Yıkılmış bir mezarım ki, yığılmıştır içinde
Said'den YETMİŞ DOKUZ emvat (ölüler) bâ-âsam (günahlar ile) âlâma (elemler). (BEDİÜZZAMAN, HİCRİ 1379'DA VEFAT ETMİŞTİR.)
SEKSENİNCİ OLMUŞTUR, mezara bir mezar taş. (HİCRİ 1380'DE MEZARI YIKILMIŞTIR.)
Beraber ağlıyor hüsrân-ı İslâm'a. (sıkıntı çeken İslama)
Mezar taşımla pür-emvat (ceset dolu) enindar (inleyen) o mezârımla
Revânım sâha-i ukba-yı ferdâma. (yürüyorum gelecek olan ahiret hayatıma)
Yakinim var ki (kesinlikle eminim ki): İstikbal semâvatı zemin-i Asya (Asya Kıtası, geleceğin aydınlığı)
Bâhem (beraber) olur teslim, yed-i beyza-yı İslâm'a. (İslam'ın aydınlık ve dost eline birlikte teslim olur,)
Zira yemin-i yümn-i imandır (çünkü İmandan gelen kuvvet ve bereket)
Verir emn-ü eman ile enâma (İnsanlara güven ve huzur verir)...
Said Nursi, bu şiirinde, YETMİŞ DOKUZ EMVAT ifadesi ile Hicri 1379 yılına işaret etmektedir.

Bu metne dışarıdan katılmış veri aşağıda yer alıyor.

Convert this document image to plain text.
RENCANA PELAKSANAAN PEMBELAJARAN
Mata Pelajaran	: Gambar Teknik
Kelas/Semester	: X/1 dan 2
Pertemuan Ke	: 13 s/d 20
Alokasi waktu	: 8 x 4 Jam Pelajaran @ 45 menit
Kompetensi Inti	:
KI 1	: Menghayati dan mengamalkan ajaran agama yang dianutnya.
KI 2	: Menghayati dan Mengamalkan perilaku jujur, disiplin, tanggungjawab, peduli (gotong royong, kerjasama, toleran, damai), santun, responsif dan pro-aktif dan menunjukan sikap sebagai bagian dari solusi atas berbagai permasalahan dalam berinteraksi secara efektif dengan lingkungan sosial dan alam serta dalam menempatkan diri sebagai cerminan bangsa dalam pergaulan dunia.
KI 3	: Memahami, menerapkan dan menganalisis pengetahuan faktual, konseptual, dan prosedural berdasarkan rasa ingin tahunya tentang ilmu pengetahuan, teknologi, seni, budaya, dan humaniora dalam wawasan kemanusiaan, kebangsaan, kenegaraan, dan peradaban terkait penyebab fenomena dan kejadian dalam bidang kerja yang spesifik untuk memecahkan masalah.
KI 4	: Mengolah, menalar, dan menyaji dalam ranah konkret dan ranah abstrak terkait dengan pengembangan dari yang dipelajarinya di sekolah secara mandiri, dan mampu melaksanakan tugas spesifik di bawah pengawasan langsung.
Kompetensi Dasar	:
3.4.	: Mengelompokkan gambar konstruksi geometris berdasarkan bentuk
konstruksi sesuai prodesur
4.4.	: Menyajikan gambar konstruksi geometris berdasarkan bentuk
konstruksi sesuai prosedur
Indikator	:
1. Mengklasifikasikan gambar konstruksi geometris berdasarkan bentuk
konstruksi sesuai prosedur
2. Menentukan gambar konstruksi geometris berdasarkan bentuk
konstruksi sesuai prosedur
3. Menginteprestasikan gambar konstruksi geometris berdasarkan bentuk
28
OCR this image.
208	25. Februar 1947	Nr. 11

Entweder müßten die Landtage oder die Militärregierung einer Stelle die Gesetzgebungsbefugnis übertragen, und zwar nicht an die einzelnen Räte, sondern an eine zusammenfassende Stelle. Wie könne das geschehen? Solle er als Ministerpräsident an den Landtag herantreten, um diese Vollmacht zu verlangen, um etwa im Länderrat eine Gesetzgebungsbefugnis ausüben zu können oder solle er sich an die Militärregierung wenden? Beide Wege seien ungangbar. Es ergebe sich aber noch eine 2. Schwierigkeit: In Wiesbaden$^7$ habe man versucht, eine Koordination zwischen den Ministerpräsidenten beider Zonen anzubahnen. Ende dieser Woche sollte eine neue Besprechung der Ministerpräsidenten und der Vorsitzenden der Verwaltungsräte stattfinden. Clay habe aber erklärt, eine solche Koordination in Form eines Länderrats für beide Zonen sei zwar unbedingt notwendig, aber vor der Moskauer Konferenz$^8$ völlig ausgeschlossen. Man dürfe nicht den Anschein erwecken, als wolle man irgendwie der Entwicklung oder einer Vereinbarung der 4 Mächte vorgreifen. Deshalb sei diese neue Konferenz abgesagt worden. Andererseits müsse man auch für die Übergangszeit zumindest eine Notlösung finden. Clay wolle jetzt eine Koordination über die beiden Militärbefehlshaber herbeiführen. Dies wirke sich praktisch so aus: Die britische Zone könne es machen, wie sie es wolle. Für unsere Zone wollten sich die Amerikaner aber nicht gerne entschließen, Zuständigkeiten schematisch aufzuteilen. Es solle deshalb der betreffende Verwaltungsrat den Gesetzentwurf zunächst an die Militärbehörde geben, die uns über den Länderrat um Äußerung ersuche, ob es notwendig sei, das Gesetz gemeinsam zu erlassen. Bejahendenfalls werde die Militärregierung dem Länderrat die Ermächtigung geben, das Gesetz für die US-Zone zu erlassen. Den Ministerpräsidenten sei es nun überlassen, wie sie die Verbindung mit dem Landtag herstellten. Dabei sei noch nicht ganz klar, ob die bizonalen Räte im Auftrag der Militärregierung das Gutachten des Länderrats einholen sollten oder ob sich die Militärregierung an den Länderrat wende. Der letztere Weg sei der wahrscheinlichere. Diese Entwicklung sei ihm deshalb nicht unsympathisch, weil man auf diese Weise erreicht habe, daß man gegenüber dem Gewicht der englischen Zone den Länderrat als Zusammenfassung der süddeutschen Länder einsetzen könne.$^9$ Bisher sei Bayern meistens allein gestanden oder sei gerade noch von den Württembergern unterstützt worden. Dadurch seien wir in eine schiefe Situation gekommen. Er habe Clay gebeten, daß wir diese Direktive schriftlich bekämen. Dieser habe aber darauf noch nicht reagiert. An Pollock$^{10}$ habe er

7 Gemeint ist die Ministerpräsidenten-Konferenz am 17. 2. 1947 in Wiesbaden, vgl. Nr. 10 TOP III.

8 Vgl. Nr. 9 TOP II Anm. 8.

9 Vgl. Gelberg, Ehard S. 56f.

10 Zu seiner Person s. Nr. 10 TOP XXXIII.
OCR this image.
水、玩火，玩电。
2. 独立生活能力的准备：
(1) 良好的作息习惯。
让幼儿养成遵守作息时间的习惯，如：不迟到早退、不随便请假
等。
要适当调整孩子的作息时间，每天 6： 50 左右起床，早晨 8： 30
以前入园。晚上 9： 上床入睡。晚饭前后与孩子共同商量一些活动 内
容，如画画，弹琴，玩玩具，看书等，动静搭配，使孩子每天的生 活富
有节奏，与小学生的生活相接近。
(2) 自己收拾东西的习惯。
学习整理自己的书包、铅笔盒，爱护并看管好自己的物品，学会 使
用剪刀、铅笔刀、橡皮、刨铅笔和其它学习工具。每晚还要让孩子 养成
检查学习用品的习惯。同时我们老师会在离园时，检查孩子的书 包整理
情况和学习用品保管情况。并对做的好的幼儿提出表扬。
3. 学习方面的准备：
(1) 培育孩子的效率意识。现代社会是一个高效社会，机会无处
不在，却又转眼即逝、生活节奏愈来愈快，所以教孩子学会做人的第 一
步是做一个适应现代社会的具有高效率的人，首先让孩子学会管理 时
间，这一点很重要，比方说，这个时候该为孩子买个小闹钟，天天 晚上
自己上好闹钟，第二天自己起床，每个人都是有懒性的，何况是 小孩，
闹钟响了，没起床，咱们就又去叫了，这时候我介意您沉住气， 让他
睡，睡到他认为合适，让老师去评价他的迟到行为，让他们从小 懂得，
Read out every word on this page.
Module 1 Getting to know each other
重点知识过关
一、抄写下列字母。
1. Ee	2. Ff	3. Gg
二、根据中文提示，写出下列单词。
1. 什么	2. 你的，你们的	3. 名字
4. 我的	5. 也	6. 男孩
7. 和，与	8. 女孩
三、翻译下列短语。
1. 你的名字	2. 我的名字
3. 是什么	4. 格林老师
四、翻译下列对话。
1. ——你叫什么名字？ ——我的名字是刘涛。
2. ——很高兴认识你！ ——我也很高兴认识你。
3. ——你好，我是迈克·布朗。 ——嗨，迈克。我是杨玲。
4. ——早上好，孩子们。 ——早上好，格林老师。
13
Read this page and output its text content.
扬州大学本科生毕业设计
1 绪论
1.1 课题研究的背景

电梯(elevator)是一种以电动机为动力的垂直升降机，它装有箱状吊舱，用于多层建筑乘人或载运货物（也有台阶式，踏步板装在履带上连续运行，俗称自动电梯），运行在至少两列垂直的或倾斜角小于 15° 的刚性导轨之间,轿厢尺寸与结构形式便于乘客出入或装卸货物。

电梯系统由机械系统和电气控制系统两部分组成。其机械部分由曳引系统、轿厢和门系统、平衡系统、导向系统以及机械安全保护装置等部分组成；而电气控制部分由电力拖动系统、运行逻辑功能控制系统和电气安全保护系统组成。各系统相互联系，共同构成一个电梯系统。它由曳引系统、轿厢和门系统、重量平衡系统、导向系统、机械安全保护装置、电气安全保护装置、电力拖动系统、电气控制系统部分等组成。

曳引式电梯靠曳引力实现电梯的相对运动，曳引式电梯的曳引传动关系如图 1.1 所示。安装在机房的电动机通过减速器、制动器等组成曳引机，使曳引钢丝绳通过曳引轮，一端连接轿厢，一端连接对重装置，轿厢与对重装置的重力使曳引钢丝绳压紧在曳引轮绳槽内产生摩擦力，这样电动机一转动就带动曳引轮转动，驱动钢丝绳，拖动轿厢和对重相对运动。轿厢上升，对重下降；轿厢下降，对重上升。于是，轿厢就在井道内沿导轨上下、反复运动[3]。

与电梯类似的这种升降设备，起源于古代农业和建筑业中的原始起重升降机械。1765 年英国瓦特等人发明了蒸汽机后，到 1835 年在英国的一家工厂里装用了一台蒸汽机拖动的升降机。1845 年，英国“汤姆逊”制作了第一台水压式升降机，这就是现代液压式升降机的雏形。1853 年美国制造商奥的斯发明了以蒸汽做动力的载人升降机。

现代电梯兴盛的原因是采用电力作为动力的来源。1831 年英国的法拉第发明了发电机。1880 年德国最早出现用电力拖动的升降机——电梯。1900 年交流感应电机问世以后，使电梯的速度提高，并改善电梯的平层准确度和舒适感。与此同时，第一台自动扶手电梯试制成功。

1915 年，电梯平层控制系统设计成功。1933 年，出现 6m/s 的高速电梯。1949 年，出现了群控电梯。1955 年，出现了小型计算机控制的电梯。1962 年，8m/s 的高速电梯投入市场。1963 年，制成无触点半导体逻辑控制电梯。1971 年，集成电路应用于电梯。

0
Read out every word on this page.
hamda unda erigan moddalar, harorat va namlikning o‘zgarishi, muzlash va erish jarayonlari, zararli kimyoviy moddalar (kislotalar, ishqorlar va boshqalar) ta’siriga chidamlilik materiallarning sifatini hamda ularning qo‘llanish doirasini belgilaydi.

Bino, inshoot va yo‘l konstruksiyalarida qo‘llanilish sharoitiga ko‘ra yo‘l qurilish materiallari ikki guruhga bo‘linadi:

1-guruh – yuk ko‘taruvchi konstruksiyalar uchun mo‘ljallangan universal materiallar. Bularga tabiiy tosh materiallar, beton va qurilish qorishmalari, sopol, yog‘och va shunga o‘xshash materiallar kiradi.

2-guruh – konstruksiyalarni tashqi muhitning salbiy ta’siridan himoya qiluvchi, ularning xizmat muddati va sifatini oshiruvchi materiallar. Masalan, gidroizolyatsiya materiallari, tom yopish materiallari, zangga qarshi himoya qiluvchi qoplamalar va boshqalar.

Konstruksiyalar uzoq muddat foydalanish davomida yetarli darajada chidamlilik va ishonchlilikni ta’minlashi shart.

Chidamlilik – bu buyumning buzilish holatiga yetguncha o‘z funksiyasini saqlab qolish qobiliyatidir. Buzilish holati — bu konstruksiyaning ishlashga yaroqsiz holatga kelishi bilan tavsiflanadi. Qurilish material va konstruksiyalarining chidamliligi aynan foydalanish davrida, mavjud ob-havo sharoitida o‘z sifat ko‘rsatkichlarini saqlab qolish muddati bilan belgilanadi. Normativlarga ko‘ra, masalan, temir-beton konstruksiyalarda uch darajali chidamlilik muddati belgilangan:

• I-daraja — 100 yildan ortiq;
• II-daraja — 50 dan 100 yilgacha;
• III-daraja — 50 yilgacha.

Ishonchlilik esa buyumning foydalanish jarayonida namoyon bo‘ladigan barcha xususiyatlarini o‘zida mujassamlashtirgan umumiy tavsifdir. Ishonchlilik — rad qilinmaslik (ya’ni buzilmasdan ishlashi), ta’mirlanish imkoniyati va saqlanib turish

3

Üstad bu tarihte vefat etmiştir.
Yine şiirinde "SEKSENİNCİ OLMUŞTUR mezara bir mezar taş" ifadesiyle belirttiği gibi, ölümünden bir süre sonra, yani HİCRİ 1380 YILINDA MEZARI YIKILMIŞ VE MÜBAREK BEDENİ BAŞKA BİR YERE NAKLEDİLMİŞTİR.
Üstad, Eddai'yi 1918-1920 yılları arasında yazmış yani vefatından YAKLAŞIK 40 SENE ÖNCESİNDEN KENDİ VEFAT VAKTİNİ ALLAH’IN İZNİ VE RAHMETİYLE BİLDİRMİŞTİR.

Barla Lahikasında sayfa 186'da talebesi Hafi Ali ağabeyin bir mektubunda,

(... ÖYLE DE 14. ASRIN HADİM-İ KUR'ANI DA DOKUZ YAŞINDAN ALTMIŞ YAŞINA KADAR BİLA-İSTİSNA DOĞRUDAN DOĞRUYA KUR'AN NAMINA HİZMET ...) ifadesi geçmektedir. Ve bu mektup yazıldığında Üstad Hazretleri 60 yaşındadır. Ve o tarihte AYNI MEKTUBUN "ALTMIŞ" İFADESİNİN ÜZERİNE ÜSTAD HAZRETLERİ KENDİ EL YAZISIYLA "SEKSENALTI" İFADESİNİ EKLEMİŞTİR. Yani hem SEKSENALTI YAŞINA KADAR YAŞAYACAĞINI HEM DE KUR'AN NAMINA HİZMET EDECEĞİNİ vefatından 26 sene önce haber vermektedir.